Delete the index directory if it exists and we're being forced to
recreate it.
English fuzzy matches are preferred, followed by Roomaji and then
everything else.
The return tuple from lookup() now has a `name` parameter for the actual
name that was matched.
The setup command loads the default data into a default location, then
creates a whoosh index in a default location.
get_index is now open_index and can be made to explicitly recreate the
index. It also actually opens the index if it already existed, even
across processes, now that FileStorage is working.
The lookup command takes no switches for aiming at a different database;
it only uses the default data stores.
csvimport is now load; csvexport is now dump.
Both take an optional -e switch to specify an engine, but will happily
use a default SQLite database in the pokedex package directory.
Additionally, the CSV directory is now controlled by the optional -d
switch, and defaults to Doing The Right Thing.
So `pokedex load` now does exactly what you'd expect: loads the data
from the right files into a consistently-located database.
Good news: This no longer relies on InnoDB's default row order.

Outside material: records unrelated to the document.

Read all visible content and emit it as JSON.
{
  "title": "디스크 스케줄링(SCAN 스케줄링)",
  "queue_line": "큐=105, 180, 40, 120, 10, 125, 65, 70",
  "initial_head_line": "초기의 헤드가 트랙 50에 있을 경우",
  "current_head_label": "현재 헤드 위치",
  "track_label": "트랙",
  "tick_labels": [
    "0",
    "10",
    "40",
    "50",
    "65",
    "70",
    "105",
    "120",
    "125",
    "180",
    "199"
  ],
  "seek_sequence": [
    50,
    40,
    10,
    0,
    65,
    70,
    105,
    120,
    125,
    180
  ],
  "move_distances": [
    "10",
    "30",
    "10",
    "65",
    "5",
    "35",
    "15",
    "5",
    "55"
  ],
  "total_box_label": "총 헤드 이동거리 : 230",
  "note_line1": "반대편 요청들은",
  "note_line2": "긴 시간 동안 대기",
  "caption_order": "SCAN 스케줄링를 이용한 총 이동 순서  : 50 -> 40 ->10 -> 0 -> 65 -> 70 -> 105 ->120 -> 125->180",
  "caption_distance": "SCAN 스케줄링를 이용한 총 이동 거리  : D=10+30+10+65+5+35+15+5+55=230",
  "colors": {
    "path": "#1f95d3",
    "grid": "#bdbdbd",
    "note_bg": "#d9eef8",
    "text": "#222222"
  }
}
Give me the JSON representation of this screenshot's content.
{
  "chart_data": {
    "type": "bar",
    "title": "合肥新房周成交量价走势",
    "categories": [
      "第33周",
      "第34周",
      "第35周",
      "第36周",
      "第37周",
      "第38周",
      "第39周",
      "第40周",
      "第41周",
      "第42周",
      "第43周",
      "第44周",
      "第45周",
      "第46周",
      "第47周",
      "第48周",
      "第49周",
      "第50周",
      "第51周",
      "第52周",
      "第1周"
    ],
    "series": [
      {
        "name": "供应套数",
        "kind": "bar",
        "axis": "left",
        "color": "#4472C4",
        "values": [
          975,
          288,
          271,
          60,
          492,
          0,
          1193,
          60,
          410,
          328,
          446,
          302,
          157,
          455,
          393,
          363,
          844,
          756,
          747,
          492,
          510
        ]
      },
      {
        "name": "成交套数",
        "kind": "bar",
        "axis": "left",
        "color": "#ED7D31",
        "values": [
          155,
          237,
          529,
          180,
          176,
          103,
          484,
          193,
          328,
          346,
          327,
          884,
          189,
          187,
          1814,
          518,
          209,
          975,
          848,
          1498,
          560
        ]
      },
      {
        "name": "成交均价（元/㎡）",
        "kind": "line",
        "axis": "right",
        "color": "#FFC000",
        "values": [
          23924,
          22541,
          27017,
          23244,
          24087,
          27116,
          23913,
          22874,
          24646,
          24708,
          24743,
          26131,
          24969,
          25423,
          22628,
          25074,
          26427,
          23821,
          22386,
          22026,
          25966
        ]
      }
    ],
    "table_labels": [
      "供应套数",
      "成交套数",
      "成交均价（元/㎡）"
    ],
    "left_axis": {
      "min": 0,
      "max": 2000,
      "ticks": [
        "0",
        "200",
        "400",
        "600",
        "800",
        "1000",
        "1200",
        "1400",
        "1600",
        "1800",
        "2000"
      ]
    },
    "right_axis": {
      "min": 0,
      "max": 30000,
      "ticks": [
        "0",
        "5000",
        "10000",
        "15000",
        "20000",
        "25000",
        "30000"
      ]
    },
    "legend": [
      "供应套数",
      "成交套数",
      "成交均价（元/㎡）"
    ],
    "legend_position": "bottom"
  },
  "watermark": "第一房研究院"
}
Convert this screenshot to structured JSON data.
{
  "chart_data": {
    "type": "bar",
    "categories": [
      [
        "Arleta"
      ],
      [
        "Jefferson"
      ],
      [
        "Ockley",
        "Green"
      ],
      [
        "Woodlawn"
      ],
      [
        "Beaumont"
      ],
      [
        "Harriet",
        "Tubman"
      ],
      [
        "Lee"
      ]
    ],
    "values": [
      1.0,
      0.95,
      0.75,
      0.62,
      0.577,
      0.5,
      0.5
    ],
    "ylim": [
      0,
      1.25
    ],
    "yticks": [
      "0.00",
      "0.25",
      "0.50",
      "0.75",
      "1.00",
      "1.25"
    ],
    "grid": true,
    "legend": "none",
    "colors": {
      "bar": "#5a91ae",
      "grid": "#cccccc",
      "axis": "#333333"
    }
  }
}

Bad news: InnoDB in MySQL 5.0 has a bug where it will sort rows
physically according to a secondary index, if there's a composite
primary key and a single-column index and the phase of the moon is
right. So a couple tables have been, once again, reordered -- but
correctly this time.
Good news: This bug will no longer fuck me up!
Whoosh's spelling module unfortunately ignores any "words" that don't
look like words, even though the algorithm words fine with arbitrary
input.
I had to clone some code from whoosh.spelling, but avoiding the
isalpha() check solved a bunch of problems. Now the index happily
compares against anything I feed into it.